Anjing dengan umur 3 sampai 6 bulan yang paling umum terinfeksi, anjing
mengalami demam seminggu pasca infeksi virus namun biasanya tidak teramati. Dua
minggu pasca infeksi, virus menyebabkan kerusakan ringan pada sel-sel saluran
pernapasan, mata, paru-paru, dan saluran pencernaan (Legendre 2005). Virus
bereplikasi pada makrofag epitel saluran pernapasan atas lalu terbawa melalui
jaringan limfatik lokal menuju limfonodus pada tonsil, retrofaringeal, dan bronchial
(Côté 2011).
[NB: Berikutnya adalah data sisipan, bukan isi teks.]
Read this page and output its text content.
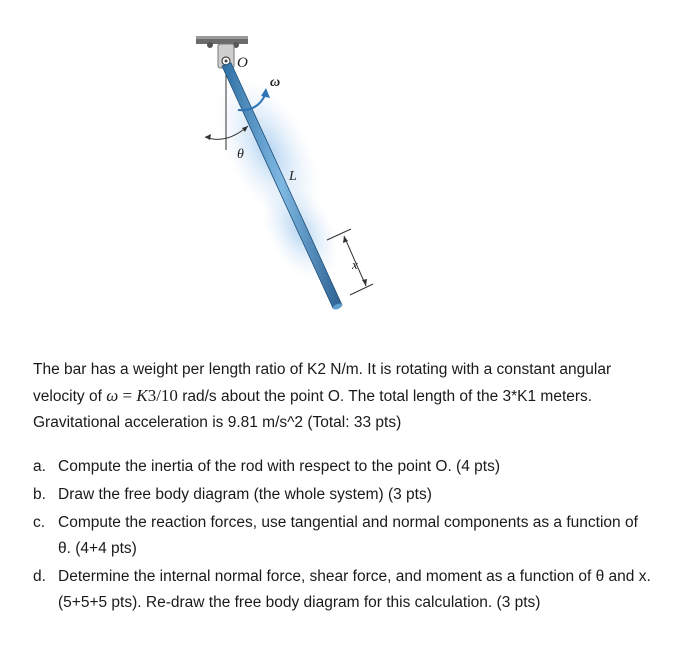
O
ω
θ
L
x

The bar has a weight per length ratio of K2 N/m. It is rotating with a constant angular velocity of ω = K3/10 rad/s about the point O. The total length of the 3*K1 meters. Gravitational acceleration is 9.81 m/s^2 (Total: 33 pts)

a. Compute the inertia of the rod with respect to the point O. (4 pts)
b. Draw the free body diagram (the whole system) (3 pts)
c. Compute the reaction forces, use tangential and normal components as a function of θ. (4+4 pts)
d. Determine the internal normal force, shear force, and moment as a function of θ and x. (5+5+5 pts). Re-draw the free body diagram for this calculation. (3 pts)
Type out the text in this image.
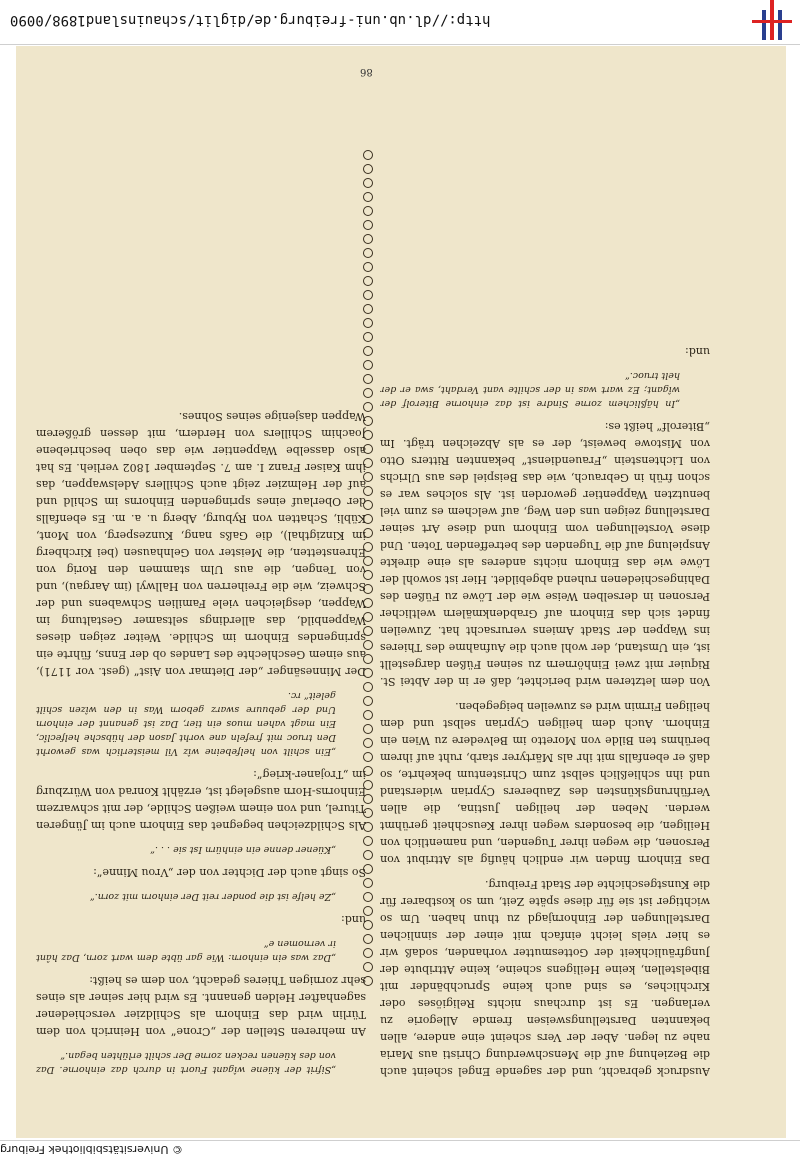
http://dl.ub.uni-freiburg.de/diglit/schauinsland1898/0090
86

Ausdruck gebracht, und der sagende Engel scheint auch die Beziehung auf die Menschwerdung Christi aus Maria nahe zu legen. Aber der Vers scheint eine andere, allen bekannten Darstellungsweisen fremde Allegorie zu verlangen. Es ist durchaus nichts Religiöses oder Kirchliches, es sind auch keine Spruchbänder mit Bibelstellen, keine Heiligens scheine, keine Attribute der Jungfräulichkeit der Gottesmutter vorhanden, sodaß wir es hier viels leicht einfach mit einer der sinnlichen Darstellungen der Einhornjagd zu thun haben. Um so wichtiger ist sie für diese späte Zeit, um so kostbarer für die Kunstgeschichte der Stadt Freiburg.

Das Einhorn finden wir endlich häufig als Attribut von Personen, die wegen ihrer Tugenden, und namentlich von Heiligen, die besonders wegen ihrer Keuschheit gerühmt werden. Neben der heiligen Justina, die allen Verführungskünsten des Zauberers Cyprian widerstand und ihn schließlich selbst zum Christentum bekehrte, so daß er ebenfalls mit ihr als Märtyrer starb, ruht auf ihrem berühms ten Bilde von Moretto im Belvedere zu Wien ein Einhorn. Auch dem heiligen Cyprian selbst und dem heiligen Firmin wird es zuweilen beigegeben.

Von dem letzteren wird berichtet, daß er in der Abtei St. Riquier mit zwei Einhörnern zu seinen Füßen dargestellt ist, ein Umstand, der wohl auch die Aufnahme des Thieres ins Wappen der Stadt Amiens verursacht hat. Zuweilen findet sich das Einhorn auf Grabdenkmälern weltlicher Personen in derselben Weise wie der Löwe zu Füßen des Dahingeschiedenen ruhend abgebildet. Hier ist sowohl der Löwe wie das Einhorn nichts anderes als eine direkte Anspielung auf die Tugenden des betreffenden Toten. Und diese Vorstellungen vom Einhorn und diese Art seiner Darstellung zeigen uns den Weg, auf welchem es zum viel benutzten Wappentier geworden ist. Als solches war es schon früh in Gebrauch, wie das Beispiel des aus Ulrichs von Lichtenstein „Frauendienst“ bekannten Ritters Otto von Mistowe beweist, der es als Abzeichen trägt. Im „Biterolf“ heißt es:

„In häßlichem zorne Sindre ist daz einhorne Biterolf der wîgant; Ez wart was in der schilte vant Verdaht, swa er der helt truoc.“

und:

„Sifrit der küene wîgant Fuort in durch daz einhorne. Daz von des küenen recken zorne Der schilt erlühten began.“

An mehreren Stellen der „Crone“ von Heinrich von dem Türlin wird das Einhorn als Schildzier verschiedener sagenhafter Helden genannt. Es wird hier seiner als eines sehr zornigen Thieres gedacht, von dem es heißt:

„Daz was ein einhorn: Wie gar übte dem wart zorn, Daz hânt ir vernomen e“

und:

„Ze helfe ist die ponder reit Der einhorn mit zorn.“

So singt auch der Dichter von der „Vrou Minne“:

„Küener denne ein einhürn Ist sie . . .“

Als Schildzeichen begegnet das Einhorn auch im Jüngeren Titurel, und von einem weißen Schilde, der mit schwarzem Einhorns-Horn ausgelegt ist, erzählt Konrad von Würzburg im „Trojaner-krieg“:

„Ein schilt von helfebeine wîz Vil meisterlich was geworht Den truoc mit frefeln ane vorht Jason der hübsche helfeclîc, Ein magt vahen muos ein tier, Daz ist genannt der einhorn Und der gebuure swarz geborn Was in den wîzen schilt geleit“ rc.

Der Minnesänger „der Dietmar von Aist“ (gest. vor 1171), aus einem Geschlechte des Landes ob der Enns, führte ein springendes Einhorn im Schilde. Weiter zeigen dieses Wappenbild, das allerdings seltsamer Gestaltung im Wappen, desgleichen viele Familien Schwabens und der Schweiz, wie die Freiherren von Hallwyl (im Aargau), und von Tengen, die aus Ulm stammen den Rorig von Ehrenstetten, die Meister von Gelnhausen (bei Kirchberg im Kinzigthal), die Gaßs nang, Kunzesperg, von Mont, Kübli, Schatten von Ryburg, Aberg u. a. m. Es ebenfalls der Oberlauf eines springenden Einhorns im Schild und auf der Helmzier zeigt auch Schillers Adelswappen, das ihm Kaiser Franz I. am 7. September 1802 verlieh. Es hat also dasselbe Wappentier wie das oben beschriebene Joachim Schillers von Herdern, mit dessen größerem Wappen dasjenige seines Sohnes.

© Universitätsbibliothek Freiburg
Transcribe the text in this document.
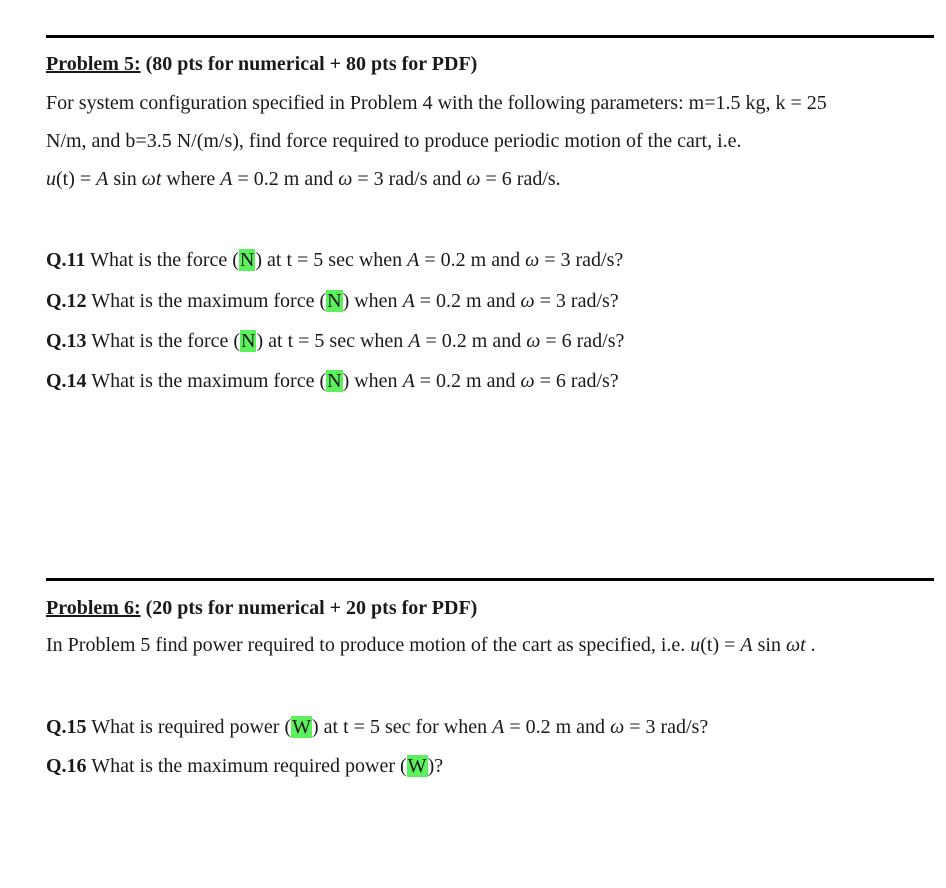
Problem 5: (80 pts for numerical + 80 pts for PDF)
For system configuration specified in Problem 4 with the following parameters: m=1.5 kg, k = 25
N/m, and b=3.5 N/(m/s), find force required to produce periodic motion of the cart, i.e.
u(t) = A sin ωt where A = 0.2 m and ω = 3 rad/s and ω = 6 rad/s.
Q.11 What is the force (N) at t = 5 sec when A = 0.2 m and ω = 3 rad/s?
Q.12 What is the maximum force (N) when A = 0.2 m and ω = 3 rad/s?
Q.13 What is the force (N) at t = 5 sec when A = 0.2 m and ω = 6 rad/s?
Q.14 What is the maximum force (N) when A = 0.2 m and ω = 6 rad/s?
Problem 6: (20 pts for numerical + 20 pts for PDF)
In Problem 5 find power required to produce motion of the cart as specified, i.e. u(t) = A sin ωt .
Q.15 What is required power (W) at t = 5 sec for when A = 0.2 m and ω = 3 rad/s?
Q.16 What is the maximum required power (W)?
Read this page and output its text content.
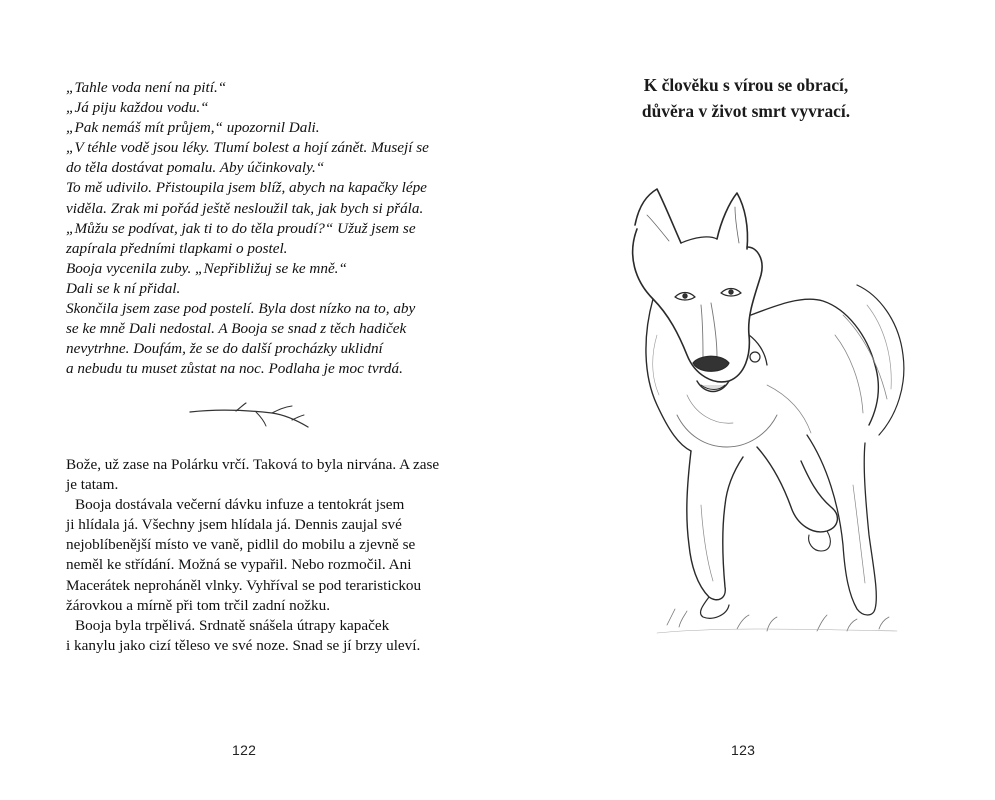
„Tahle voda není na pití.“
„Já piju každou vodu.“
„Pak nemáš mít průjem,“ upozornil Dali.
„V téhle vodě jsou léky. Tlumí bolest a hojí zánět. Musejí se
do těla dostávat pomalu. Aby účinkovaly.“
To mě udivilo. Přistoupila jsem blíž, abych na kapačky lépe
viděla. Zrak mi pořád ještě nesloužil tak, jak bych si přála.
„Můžu se podívat, jak ti to do těla proudí?“ Užuž jsem se
zapírala předními tlapkami o postel.
Booja vycenila zuby. „Nepřibližuj se ke mně.“
Dali se k ní přidal.
Skončila jsem zase pod postelí. Byla dost nízko na to, aby
se ke mně Dali nedostal. A Booja se snad z těch hadiček
nevytrhne. Doufám, že se do další procházky uklidní
a nebudu tu muset zůstat na noc. Podlaha je moc tvrdá.

Bože, už zase na Polárku vrčí. Taková to byla nirvána. A zase
je tatam.

Booja dostávala večerní dávku infuze a tentokrát jsem
ji hlídala já. Všechny jsem hlídala já. Dennis zaujal své
nejoblíbenější místo ve vaně, pidlil do mobilu a zjevně se
neměl ke střídání. Možná se vypařil. Nebo rozmočil. Ani
Macerátek neproháněl vlnky. Vyhříval se pod teraristickou
žárovkou a mírně při tom trčil zadní nožku.

Booja byla trpělivá. Srdnatě snášela útrapy kapaček
i kanylu jako cizí těleso ve své noze. Snad se jí brzy uleví.

122
K člověku s vírou se obrací,
důvěra v život smrt vyvrací.
123
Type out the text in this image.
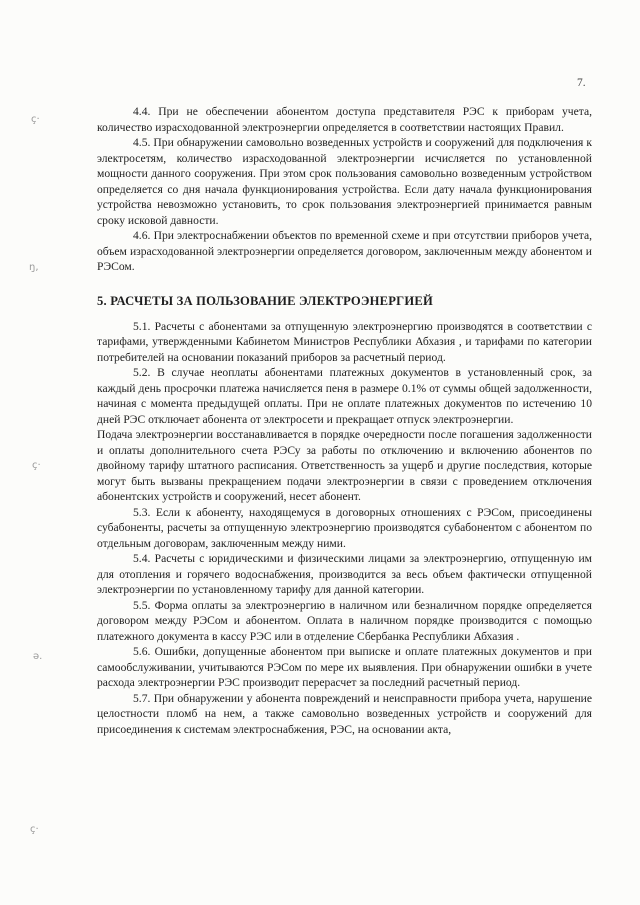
7.
ç·
ŋ,
ç·
ə.
ç·

4.4. При не обеспечении абонентом доступа представителя РЭС к приборам учета, количество израсходованной электроэнергии определяется в соответствии настоящих Правил.

4.5. При обнаружении самовольно возведенных устройств и сооружений для подключения к электросетям, количество израсходованной электроэнергии исчисляется по установленной мощности данного сооружения. При этом срок пользования самовольно возведенным устройством определяется со дня начала функционирования устройства. Если дату начала функционирования устройства невозможно установить, то срок пользования электроэнергией принимается равным сроку исковой давности.

4.6. При электроснабжении объектов по временной схеме и при отсутствии приборов учета, объем израсходованной электроэнергии определяется договором, заключенным между абонентом и РЭСом.

5. РАСЧЕТЫ ЗА ПОЛЬЗОВАНИЕ ЭЛЕКТРОЭНЕРГИЕЙ

5.1. Расчеты с абонентами за отпущенную электроэнергию производятся в соответствии с тарифами, утвержденными Кабинетом Министров Республики Абхазия , и тарифами по категории потребителей на основании показаний приборов за расчетный период.

5.2. В случае неоплаты абонентами платежных документов в установленный срок, за каждый день просрочки платежа начисляется пеня в размере 0.1% от суммы общей задолженности, начиная с момента предыдущей оплаты. При не оплате платежных документов по истечению 10 дней РЭС отключает абонента от электросети и прекращает отпуск электроэнергии.

Подача электроэнергии восстанавливается в порядке очередности после погашения задолженности и оплаты дополнительного счета РЭСу за работы по отключению и включению абонентов по двойному тарифу штатного расписания. Ответственность за ущерб и другие последствия, которые могут быть вызваны прекращением подачи электроэнергии в связи с проведением отключения абонентских устройств и сооружений, несет абонент.

5.3. Если к абоненту, находящемуся в договорных отношениях с РЭСом, присоединены субабоненты, расчеты за отпущенную электроэнергию производятся субабонентом с абонентом по отдельным договорам, заключенным между ними.

5.4. Расчеты с юридическими и физическими лицами за электроэнергию, отпущенную им для отопления и горячего водоснабжения, производится за весь объем фактически отпущенной электроэнергии по установленному тарифу для данной категории.

5.5. Форма оплаты за электроэнергию в наличном или безналичном порядке определяется договором между РЭСом и абонентом. Оплата в наличном порядке производится с помощью платежного документа в кассу РЭС или в отделение Сбербанка Республики Абхазия .

5.6. Ошибки, допущенные абонентом при выписке и оплате платежных документов и при самообслуживании, учитываются РЭСом по мере их выявления. При обнаружении ошибки в учете расхода электроэнергии РЭС производит перерасчет за последний расчетный период.

5.7. При обнаружении у абонента повреждений и неисправности прибора учета, нарушение целостности пломб на нем, а также самовольно возведенных устройств и сооружений для присоединения к системам электроснабжения, РЭС, на основании акта,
Cell-associated viremia berakibat infeksi pada seluruh jaringan limfatik
yang disertai dengan infeksi pada saluran respirasi, pencernaan, epitel urogenitalia,
sistem saraf pusat, dan saraf mata. Penyakit menyebar seiring dengan replikasi virus
pada jaringan. Derajat keparahan viremia dan menyebarnya virus ke jaringan lainnya
8
tergantung pada tingkat imunitas tubuh yang spesifik selama periode infeksi (Kahn
2005).
2.3.3 Gejala Klinis dan Diagnosa
Gejala umum yang teramati oleh pemilik antara lain depresi, kelemahan,
eksudat dari mata dan hidung, batuk, muntah, atau diare, namun pada infeksi yang
sudah parah dapat teramati gangguan saraf seperti kejang atau ataksia (Côté 2011).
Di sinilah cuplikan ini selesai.